Primary biliary cirrhosis (PBC) is a chronic, autoimmune, cholestatic liver disease. It is characterized by slow destruction of small intrahepatic bile ducts, impaired biliary secretion and stasis of toxic endogenous bile acids within the liver with progression to liver fibrosis and cirrhosis. It has an increasing prevalence worldwide. It occurs more commonly in women than men at a ratio of 10:1. In most cases, diagnosis relies on a positive antimitochondrial antibody in the context of chronic cholestasis, without the need for a liver biopsy. Ursodeoxycholic acid improves survival even in patients with advanced liver disease. Certain findings such as fatigue, anti-nuclear antibodies, anti-centromere antibodies and the GP210 antinuclear antibody predict a poor outcome. Up to 40% of patients do not respond satisfactorily to ursodeoxycholic acid therapy and should be considered for adjunctive therapies. Several adjunctive and newer therapies are being tested and some appear promising. We provide a review of PBC with a focus on advances in therapies that may impact the management of PBC in the near future.

Financial & competing interests disclosure

The authors have no relevant affiliations or financial involvement with any organization or entity with a financial interest in or financial conflict with the subject matter or materials discussed in the manuscript. This includes employment, consultancies, honoraria, stock ownership or options, expert testimony, grants or patents received or pending, or royalties.
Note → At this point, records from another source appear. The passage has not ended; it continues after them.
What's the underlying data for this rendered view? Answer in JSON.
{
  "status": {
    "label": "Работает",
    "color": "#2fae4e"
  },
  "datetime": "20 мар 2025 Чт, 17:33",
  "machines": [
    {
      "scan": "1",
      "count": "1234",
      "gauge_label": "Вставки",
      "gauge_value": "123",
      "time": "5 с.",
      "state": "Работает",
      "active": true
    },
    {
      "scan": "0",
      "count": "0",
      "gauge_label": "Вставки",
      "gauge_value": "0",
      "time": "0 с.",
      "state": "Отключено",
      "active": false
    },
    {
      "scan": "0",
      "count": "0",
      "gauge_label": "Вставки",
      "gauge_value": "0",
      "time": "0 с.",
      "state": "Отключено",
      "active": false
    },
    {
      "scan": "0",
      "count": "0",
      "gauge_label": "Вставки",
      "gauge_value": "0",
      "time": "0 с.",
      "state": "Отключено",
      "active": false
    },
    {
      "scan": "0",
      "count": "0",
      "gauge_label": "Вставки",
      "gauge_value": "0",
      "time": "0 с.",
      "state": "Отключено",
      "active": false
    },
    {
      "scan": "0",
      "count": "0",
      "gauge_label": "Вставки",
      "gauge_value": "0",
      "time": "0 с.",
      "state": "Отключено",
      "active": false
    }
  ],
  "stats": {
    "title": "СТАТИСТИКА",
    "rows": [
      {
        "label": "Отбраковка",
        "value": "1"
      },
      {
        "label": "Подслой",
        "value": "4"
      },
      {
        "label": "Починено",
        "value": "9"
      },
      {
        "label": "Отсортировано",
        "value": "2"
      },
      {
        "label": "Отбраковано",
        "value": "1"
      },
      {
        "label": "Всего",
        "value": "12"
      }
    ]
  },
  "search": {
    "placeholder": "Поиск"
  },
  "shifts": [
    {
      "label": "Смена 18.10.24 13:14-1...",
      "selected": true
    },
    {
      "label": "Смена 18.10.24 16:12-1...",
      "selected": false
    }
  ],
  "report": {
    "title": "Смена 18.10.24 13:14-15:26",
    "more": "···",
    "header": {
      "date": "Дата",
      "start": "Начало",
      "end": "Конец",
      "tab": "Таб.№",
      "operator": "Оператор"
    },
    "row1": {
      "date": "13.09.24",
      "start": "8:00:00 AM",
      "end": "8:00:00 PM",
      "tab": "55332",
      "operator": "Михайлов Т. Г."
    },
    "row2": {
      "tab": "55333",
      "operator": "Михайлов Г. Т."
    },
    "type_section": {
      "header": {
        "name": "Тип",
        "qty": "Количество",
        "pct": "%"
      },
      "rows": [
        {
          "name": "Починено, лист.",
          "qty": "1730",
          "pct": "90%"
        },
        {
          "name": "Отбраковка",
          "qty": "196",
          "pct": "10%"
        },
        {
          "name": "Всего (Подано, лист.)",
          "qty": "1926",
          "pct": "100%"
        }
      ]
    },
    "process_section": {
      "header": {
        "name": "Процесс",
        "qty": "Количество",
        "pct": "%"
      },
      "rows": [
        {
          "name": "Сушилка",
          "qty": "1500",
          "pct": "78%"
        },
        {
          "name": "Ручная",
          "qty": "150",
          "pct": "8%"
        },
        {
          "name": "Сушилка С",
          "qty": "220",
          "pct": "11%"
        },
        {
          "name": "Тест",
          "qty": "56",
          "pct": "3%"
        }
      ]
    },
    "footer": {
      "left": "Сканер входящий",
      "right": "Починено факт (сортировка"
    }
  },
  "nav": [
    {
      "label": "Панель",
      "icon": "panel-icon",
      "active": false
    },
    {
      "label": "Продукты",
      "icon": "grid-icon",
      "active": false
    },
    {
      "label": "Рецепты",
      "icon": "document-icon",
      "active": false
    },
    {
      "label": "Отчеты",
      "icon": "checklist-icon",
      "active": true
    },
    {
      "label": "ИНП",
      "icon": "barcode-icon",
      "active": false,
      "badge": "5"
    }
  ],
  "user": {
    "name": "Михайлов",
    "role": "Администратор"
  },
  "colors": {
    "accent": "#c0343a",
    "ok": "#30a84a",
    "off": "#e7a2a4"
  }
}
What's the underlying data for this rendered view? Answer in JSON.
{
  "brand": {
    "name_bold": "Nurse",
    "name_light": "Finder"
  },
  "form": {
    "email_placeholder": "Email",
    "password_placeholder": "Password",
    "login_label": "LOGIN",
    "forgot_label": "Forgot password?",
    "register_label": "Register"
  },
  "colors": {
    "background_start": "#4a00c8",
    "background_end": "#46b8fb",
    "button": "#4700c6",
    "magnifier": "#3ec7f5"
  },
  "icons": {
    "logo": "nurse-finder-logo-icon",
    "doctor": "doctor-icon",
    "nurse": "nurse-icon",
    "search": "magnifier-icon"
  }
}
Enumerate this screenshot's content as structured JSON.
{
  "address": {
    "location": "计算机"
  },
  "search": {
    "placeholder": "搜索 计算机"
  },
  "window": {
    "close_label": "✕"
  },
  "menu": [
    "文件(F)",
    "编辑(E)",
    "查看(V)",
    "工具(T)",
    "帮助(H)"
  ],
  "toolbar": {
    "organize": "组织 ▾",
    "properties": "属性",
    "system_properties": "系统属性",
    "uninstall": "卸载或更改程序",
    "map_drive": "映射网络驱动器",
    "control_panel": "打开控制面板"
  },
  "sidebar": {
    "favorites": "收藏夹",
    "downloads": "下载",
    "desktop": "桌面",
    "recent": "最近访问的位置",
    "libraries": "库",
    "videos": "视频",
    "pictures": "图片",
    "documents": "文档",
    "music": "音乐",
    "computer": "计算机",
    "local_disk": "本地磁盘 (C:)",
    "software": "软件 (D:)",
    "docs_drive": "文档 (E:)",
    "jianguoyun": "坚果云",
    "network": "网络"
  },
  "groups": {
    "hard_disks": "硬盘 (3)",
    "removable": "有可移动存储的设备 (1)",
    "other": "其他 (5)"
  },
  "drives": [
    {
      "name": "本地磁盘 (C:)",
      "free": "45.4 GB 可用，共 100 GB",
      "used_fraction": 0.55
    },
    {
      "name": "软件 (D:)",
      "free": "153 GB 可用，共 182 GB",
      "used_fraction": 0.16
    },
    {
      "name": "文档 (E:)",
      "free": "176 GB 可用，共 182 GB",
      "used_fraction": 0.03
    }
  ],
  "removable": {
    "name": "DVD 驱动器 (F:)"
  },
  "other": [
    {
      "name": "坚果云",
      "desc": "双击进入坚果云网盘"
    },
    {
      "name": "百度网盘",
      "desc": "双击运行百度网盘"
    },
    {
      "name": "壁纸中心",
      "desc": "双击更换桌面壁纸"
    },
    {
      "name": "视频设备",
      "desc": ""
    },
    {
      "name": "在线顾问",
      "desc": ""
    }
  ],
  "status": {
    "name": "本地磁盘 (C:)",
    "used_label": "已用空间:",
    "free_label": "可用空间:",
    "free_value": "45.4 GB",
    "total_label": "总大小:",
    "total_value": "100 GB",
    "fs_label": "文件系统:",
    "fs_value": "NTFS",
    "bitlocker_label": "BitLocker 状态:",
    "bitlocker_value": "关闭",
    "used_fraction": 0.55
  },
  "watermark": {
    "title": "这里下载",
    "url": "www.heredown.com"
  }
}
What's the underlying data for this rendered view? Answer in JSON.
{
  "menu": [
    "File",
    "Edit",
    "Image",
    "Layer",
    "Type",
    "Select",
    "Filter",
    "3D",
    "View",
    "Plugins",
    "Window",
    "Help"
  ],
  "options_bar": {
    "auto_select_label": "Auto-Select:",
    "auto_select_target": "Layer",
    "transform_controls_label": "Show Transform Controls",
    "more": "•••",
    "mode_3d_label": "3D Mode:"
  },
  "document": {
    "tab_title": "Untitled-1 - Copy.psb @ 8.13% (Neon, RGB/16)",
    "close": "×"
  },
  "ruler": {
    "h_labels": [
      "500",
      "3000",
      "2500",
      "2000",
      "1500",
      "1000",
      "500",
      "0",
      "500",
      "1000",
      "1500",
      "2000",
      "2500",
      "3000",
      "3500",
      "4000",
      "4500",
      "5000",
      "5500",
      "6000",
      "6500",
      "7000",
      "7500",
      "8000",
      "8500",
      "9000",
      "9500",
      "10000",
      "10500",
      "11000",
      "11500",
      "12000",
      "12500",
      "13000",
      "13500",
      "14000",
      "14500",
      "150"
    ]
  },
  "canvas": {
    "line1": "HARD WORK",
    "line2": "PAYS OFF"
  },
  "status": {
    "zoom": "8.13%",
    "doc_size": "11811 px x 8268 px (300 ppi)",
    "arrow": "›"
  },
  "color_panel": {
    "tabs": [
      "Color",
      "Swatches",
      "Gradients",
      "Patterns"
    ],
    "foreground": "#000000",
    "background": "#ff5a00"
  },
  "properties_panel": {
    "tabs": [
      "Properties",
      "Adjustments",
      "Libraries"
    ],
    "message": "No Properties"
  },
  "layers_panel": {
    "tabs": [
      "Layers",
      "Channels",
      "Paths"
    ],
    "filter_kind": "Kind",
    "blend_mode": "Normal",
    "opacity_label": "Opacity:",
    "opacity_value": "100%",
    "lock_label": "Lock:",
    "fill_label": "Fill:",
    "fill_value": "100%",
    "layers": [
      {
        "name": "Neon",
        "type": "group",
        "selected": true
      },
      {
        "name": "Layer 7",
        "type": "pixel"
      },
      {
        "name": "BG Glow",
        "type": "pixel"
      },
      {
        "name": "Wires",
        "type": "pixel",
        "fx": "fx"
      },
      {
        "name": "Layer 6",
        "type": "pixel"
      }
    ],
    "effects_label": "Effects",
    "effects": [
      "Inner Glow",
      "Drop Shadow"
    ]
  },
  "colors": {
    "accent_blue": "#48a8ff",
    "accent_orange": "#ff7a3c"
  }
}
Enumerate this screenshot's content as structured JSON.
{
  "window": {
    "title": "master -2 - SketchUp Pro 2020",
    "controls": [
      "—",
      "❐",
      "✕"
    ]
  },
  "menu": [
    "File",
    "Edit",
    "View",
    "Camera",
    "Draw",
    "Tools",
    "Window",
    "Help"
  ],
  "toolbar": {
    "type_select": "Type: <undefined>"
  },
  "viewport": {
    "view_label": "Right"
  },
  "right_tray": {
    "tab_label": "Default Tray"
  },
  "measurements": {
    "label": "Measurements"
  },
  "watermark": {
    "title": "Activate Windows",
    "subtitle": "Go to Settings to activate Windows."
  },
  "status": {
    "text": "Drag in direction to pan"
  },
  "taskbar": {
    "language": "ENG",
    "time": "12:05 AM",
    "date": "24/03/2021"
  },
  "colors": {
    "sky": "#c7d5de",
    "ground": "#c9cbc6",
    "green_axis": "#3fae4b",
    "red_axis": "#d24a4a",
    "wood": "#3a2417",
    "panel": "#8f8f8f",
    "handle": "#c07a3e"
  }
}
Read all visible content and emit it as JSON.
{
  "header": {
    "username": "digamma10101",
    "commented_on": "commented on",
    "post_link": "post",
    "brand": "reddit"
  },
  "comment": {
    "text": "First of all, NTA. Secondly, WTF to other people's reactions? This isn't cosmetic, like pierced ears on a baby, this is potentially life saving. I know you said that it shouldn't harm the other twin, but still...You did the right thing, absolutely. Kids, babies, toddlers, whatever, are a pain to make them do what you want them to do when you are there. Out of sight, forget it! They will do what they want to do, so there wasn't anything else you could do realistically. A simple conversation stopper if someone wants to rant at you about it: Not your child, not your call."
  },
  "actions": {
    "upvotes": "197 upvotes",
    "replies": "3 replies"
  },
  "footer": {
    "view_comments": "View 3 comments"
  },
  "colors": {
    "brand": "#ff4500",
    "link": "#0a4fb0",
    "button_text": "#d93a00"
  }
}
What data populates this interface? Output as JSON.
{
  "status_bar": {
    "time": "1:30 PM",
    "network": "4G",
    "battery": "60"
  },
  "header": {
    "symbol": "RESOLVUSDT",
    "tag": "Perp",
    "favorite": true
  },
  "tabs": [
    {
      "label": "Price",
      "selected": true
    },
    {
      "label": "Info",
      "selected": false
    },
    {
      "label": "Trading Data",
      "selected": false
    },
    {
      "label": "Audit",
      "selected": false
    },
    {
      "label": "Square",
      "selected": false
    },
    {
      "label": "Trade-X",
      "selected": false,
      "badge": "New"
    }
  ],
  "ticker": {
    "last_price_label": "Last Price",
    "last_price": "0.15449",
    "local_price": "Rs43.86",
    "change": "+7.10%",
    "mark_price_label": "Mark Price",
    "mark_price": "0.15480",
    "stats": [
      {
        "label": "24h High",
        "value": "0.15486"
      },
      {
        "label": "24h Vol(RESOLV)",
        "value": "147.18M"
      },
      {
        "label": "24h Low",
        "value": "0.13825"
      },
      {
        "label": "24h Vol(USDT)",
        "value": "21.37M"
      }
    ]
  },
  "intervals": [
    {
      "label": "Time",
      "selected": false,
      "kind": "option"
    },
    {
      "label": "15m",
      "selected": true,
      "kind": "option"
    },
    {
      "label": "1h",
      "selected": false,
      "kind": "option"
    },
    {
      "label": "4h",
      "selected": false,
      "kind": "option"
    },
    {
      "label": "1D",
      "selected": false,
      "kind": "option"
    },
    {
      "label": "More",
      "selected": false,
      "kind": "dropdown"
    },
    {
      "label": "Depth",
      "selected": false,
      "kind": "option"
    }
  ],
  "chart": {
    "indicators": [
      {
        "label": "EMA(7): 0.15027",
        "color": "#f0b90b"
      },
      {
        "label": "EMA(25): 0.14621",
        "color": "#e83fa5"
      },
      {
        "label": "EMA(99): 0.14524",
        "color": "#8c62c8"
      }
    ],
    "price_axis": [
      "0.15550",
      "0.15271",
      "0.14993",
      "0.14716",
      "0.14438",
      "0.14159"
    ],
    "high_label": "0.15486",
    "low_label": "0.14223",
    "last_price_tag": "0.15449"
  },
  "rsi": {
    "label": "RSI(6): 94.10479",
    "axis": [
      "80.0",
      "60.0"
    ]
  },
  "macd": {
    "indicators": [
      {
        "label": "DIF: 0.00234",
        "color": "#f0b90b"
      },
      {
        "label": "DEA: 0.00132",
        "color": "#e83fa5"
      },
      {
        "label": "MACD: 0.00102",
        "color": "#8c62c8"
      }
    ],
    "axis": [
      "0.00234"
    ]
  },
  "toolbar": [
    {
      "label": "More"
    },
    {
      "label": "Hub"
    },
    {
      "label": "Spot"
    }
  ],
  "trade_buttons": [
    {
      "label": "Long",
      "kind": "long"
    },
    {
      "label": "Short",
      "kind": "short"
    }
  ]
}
No writing assistance was utilized in the production of this manuscript.

Key issues

  • A better understanding of the pathogenesis of primary biliary cirrhosis (PBC) is needed to devise new therapies.

  • Although Ursodeoxycholic acid is effective in most patients, there are still many left with a suboptimal response.

  • Newer therapies are being considered on an empirical basis because we do not have a firm understanding of the cause of PBC.

  • Several newer approaches hold promise as therapy for these patients and we await the results of trials underway to help establish their value for PBC patients.